Fuori dal tribunale c'erano anche alcuni di coloro che stanno
attendendo il riconoscimento dell'asilo politico: sono stati in 270 a chiederlo da quando
è stata aperta Malpensa, in gran parte provenienti dalla Sierra Leone, un paese coinvolto
da anni in una feroce guerra civile. Tra loro anche Joshua Morgan, che lo status di
rifugiato è già riuscito ad ottenerlo, dopo la vicenda che l'ha coinvolto l'estate
scorsa, e ora lavora presso una azienda di Olgiate Comasco. Una buona notizia, visto che
la pratica che definisce o no se un richiedente asilo può essere considerato un vero
rifugiato, che dovrebbe essere risolta secondo la legge entro 45 giorni, dura spesso più
di un anno durante il quale non è possibile lavorare.
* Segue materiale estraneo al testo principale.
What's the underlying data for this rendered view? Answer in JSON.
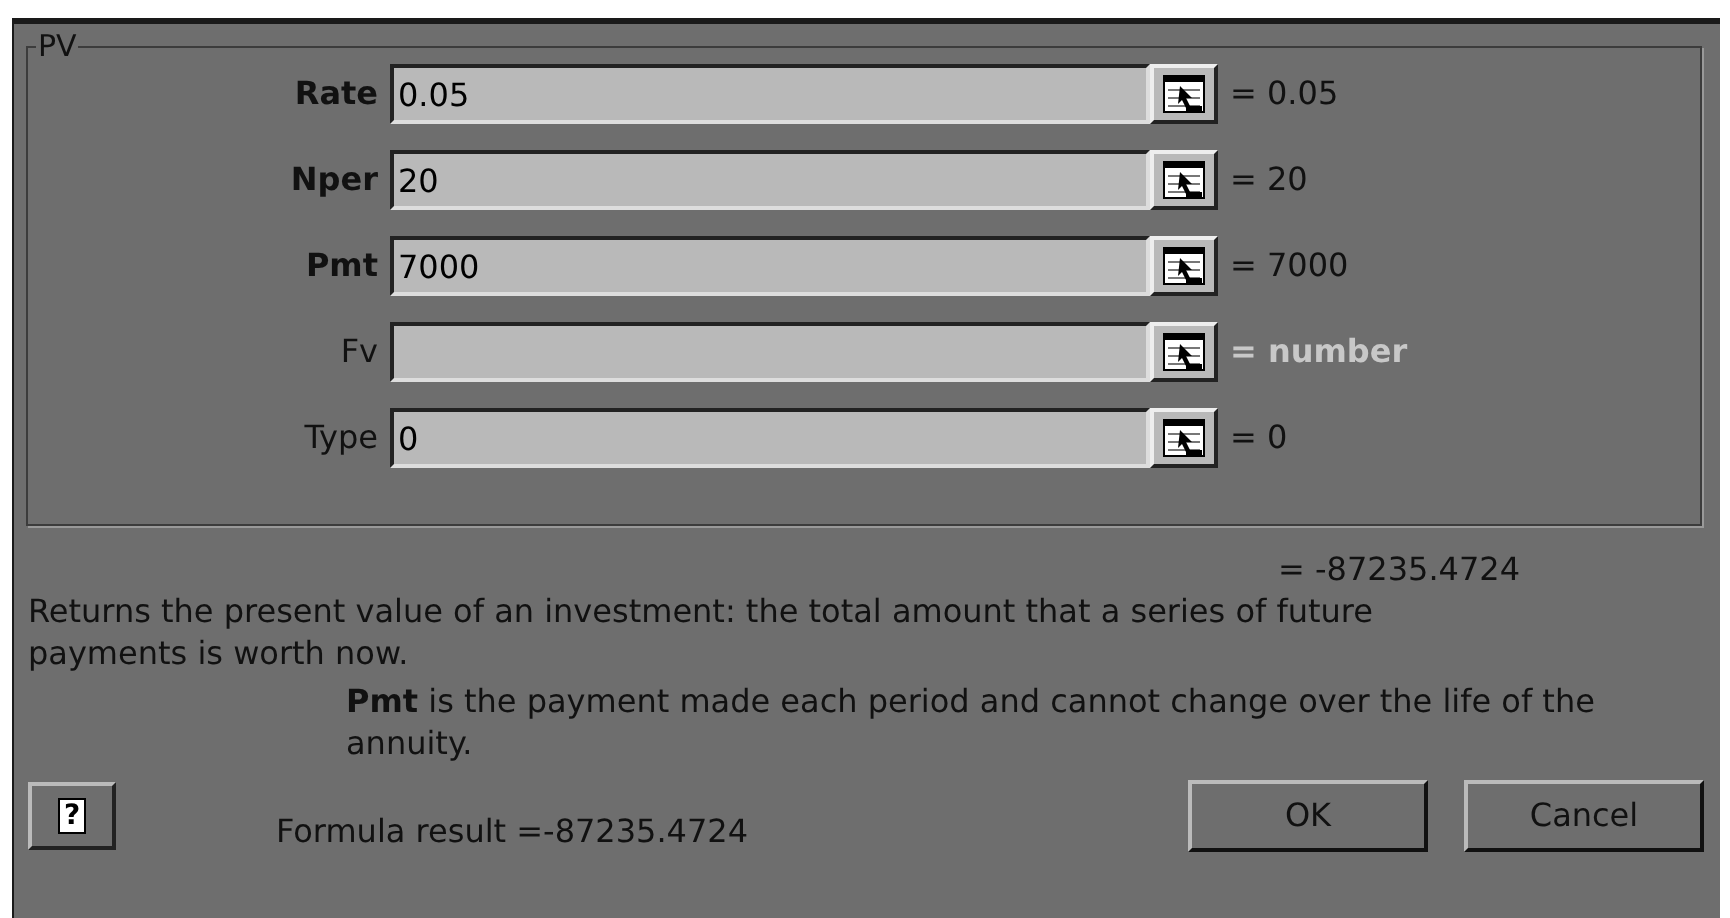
{
  "group_title": "PV",
  "arguments": [
    {
      "label": "Rate",
      "required": true,
      "value": "0.05",
      "result": "= 0.05",
      "result_muted": false
    },
    {
      "label": "Nper",
      "required": true,
      "value": "20",
      "result": "= 20",
      "result_muted": false
    },
    {
      "label": "Pmt",
      "required": true,
      "value": "7000",
      "result": "= 7000",
      "result_muted": false
    },
    {
      "label": "Fv",
      "required": false,
      "result": "= number",
      "result_muted": true
    },
    {
      "label": "Type",
      "required": false,
      "value": "0",
      "result": "= 0",
      "result_muted": false
    }
  ],
  "function_result": "= -87235.4724",
  "description": "Returns the present value of an investment: the total amount that a series of future payments is worth now.",
  "argument_help": "**Pmt** is the payment made each period and cannot change over the life of the annuity.",
  "help_button": "?",
  "formula_result": "Formula result =-87235.4724",
  "buttons": [
    "OK",
    "Cancel"
  ]
}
Un controsenso terribile, che
lascia i richiedenti asilo per un anno a cavarsela in Italia con un contributo di un
milione e mezzo, che lo Stato eroga ai richiedenti aventi diritto per i primi 45 giorni.
Dopo, è un istigazione al lavoro nero, e un impegno in più per le organizzazioni di
volontariato: "In provincia dei rifugiati si occupa la Caritas - spiega Lotti - anche
se la legge prevede per loro l'istituzione da parte dei comuni di centri di prima
accoglienza: un problema però che nella provincia di Varese gli enti non si sono neanche
posti. E pensare che, come spiega l'Anci in una lettera invito che l'associazione sta
spedendo a tutti i comuni italiani, questi centri potrebbero essere costruiti senza
esborsi delle amministrazioni, ma con i soldi di un fondo europeo per i rifugiati che
ammonta a circa due miliardi e mezzo di euro".